Mr. Kramer shared some details of his casting session.
“Personally, I thought the question was a sign of my coming as a bona fide member of the rock and roll community,” he said. “A real career milestone! Unfortunately, on the night of my casting, Cynthia was ‘short handed’” – that is, the assistant whose job it was to make sure the penises were erect was not there.
“Timing was crucial, and on this night it all fell apart,” said Mr. Kramer. “I was left to try to achieve my full manhood on my own, and I failed miserably. My finished cast ended up being a small plaster cast, just a shell of what could have been. I think it’s one of the funniest of the collection, just like so many others. Anyway, I’m proud to be there.”
Cynthia Dorothy Albritton was born on May 24, 1947 in Chicago. Her father, Edward, was a postal worker and her mother, Dorothy (Wysocki) Albritton, was a secretary. For decades, Ms. Albritton refused to give her last name in interviews because she didn’t want her mother to know what she was up to.
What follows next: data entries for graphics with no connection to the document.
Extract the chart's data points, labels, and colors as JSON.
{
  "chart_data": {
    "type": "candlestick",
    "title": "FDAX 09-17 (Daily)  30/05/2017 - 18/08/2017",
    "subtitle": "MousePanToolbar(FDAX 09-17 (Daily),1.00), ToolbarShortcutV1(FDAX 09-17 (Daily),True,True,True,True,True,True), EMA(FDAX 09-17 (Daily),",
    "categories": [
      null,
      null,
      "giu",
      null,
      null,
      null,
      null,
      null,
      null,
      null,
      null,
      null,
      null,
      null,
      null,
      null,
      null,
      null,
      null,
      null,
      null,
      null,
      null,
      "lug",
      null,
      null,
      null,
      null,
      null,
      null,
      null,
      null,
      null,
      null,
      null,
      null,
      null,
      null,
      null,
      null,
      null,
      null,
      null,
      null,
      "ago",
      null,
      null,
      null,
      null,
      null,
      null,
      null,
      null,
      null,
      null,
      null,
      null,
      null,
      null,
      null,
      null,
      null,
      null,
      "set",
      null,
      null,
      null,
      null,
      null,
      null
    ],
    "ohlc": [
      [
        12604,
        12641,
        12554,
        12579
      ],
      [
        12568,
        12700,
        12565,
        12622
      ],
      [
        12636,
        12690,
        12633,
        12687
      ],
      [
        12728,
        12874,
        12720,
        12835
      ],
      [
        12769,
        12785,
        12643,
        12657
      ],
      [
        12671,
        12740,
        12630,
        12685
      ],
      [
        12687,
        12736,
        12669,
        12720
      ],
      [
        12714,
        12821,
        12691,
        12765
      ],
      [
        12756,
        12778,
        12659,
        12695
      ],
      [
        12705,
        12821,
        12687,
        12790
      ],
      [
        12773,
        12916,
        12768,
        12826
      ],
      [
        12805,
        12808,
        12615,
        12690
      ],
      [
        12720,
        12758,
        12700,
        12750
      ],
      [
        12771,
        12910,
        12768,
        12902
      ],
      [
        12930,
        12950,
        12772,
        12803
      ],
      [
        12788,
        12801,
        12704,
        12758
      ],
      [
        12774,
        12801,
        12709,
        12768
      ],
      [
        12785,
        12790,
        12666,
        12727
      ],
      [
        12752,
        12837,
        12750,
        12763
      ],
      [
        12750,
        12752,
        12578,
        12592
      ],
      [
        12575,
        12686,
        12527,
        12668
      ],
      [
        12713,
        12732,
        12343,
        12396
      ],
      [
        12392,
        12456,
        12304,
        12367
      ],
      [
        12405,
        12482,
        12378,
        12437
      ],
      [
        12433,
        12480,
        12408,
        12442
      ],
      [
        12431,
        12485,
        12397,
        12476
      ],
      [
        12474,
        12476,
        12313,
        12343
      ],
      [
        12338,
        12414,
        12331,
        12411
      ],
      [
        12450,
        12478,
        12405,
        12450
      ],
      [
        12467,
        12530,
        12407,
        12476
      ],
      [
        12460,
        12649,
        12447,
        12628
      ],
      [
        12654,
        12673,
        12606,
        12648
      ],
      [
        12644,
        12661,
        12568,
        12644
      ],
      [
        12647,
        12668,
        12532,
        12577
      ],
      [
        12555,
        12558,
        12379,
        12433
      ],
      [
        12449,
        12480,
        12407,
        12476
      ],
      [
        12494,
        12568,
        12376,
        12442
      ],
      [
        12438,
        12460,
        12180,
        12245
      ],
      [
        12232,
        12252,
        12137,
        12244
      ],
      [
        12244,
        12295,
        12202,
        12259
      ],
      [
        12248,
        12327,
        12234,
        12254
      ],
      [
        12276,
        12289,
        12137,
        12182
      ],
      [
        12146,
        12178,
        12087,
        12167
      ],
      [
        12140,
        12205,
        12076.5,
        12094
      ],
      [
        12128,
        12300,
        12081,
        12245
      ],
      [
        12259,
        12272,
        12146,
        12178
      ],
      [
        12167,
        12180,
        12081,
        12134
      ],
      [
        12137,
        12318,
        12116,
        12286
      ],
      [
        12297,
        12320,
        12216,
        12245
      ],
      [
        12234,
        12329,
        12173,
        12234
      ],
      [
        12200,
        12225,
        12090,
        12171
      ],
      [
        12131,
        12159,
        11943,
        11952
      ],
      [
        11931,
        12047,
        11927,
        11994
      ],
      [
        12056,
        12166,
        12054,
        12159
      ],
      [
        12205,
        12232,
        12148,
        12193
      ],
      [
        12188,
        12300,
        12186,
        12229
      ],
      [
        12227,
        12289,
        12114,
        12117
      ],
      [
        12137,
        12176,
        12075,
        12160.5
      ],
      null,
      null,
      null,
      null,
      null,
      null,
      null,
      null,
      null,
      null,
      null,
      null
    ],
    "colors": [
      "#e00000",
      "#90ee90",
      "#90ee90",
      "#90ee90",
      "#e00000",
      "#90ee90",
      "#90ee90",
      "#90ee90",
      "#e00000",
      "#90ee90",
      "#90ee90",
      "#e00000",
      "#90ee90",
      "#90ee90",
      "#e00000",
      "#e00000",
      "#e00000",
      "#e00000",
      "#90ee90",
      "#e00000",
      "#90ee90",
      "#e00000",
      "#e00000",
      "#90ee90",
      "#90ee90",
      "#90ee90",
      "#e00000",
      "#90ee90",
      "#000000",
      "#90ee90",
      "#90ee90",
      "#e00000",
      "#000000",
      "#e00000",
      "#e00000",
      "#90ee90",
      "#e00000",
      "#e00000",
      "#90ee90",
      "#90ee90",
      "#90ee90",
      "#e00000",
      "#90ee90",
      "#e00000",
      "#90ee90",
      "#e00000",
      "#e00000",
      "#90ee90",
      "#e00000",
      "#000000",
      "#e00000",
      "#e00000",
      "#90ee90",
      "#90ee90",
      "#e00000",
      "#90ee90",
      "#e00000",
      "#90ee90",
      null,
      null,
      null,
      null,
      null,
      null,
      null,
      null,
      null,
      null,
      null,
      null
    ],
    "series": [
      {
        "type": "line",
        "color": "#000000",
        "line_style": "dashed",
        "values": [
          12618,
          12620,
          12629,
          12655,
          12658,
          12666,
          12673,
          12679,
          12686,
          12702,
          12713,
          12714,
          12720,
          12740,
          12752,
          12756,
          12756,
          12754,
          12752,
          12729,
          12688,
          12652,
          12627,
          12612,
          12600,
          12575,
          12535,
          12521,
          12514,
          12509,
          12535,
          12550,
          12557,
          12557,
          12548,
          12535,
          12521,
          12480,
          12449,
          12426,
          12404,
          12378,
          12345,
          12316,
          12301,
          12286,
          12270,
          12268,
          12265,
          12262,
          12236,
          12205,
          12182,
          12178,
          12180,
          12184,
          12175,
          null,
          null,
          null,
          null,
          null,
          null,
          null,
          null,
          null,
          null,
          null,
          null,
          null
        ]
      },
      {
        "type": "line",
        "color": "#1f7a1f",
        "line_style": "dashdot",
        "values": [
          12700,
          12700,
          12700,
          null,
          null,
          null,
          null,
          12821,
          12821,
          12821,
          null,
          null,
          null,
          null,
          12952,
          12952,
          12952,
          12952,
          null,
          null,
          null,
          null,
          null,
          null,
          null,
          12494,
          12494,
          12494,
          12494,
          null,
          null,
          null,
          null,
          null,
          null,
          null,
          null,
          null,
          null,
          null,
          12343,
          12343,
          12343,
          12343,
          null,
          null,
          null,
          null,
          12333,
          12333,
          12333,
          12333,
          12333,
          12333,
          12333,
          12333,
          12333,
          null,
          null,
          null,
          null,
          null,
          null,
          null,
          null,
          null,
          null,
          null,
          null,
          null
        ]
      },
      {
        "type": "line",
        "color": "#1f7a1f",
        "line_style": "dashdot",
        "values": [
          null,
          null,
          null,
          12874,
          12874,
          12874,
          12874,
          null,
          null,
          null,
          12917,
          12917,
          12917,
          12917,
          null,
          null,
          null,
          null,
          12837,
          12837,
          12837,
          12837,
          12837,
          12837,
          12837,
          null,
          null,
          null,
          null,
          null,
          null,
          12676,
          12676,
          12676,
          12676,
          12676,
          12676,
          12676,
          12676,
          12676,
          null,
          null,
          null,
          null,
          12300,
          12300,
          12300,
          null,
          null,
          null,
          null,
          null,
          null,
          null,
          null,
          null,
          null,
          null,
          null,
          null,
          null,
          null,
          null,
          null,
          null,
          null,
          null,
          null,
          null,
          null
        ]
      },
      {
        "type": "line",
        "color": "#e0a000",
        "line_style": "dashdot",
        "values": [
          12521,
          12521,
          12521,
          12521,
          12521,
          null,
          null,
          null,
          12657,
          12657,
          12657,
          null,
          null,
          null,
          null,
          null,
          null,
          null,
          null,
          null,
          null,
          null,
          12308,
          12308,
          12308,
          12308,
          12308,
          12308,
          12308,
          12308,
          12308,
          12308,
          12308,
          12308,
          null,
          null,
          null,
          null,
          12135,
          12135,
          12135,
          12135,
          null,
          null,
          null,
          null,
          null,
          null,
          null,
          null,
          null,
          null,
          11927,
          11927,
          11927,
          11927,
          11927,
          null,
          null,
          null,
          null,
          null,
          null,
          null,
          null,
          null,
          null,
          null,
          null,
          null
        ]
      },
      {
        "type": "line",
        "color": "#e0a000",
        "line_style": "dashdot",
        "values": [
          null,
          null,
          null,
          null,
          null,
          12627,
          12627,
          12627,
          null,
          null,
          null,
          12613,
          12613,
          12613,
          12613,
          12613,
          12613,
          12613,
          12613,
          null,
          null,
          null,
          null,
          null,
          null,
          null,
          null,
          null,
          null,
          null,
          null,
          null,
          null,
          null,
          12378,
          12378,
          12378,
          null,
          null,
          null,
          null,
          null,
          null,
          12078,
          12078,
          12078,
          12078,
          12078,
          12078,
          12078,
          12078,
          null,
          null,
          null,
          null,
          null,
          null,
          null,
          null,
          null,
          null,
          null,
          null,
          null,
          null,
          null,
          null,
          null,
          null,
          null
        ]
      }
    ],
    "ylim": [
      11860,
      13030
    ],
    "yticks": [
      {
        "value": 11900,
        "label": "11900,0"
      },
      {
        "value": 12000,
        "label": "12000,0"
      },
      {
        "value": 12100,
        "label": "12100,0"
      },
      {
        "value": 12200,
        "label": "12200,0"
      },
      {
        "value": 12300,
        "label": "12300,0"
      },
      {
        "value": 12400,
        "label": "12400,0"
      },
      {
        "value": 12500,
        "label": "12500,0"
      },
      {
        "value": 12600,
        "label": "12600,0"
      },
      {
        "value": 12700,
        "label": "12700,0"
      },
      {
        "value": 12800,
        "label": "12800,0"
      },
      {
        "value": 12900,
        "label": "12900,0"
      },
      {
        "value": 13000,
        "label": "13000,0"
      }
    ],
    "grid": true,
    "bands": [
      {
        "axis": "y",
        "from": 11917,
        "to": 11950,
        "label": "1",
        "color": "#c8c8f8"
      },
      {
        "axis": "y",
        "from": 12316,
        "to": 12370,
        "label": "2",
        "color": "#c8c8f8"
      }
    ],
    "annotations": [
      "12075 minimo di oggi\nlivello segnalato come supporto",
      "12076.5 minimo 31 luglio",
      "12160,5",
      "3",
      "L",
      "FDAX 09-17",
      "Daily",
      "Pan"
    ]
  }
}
She grew up in Chicago, a major stop on the circuit for touring rock bands major and minor. She was especially attracted to the British bands, she said – “cute British guys with long hair and tight pants.” Pamela Des Berres wrote in her 1987 memoir, “I’m With the Band: Confessions of a Groupie,” that Ms. Albritton seemed an unlikely person to unzip zippers.
“She was painfully shy,” she wrote, “and I couldn’t imagine her with the alginate and plaster buried in Eric Burdon’s crotch area, but I saw the casts for myself and was stunned by the artistry involved. “
Ms. Albritton said in a 2005 interview with The Sunday Age of Melbourne, Australia, that Mr. Zappa was crucial.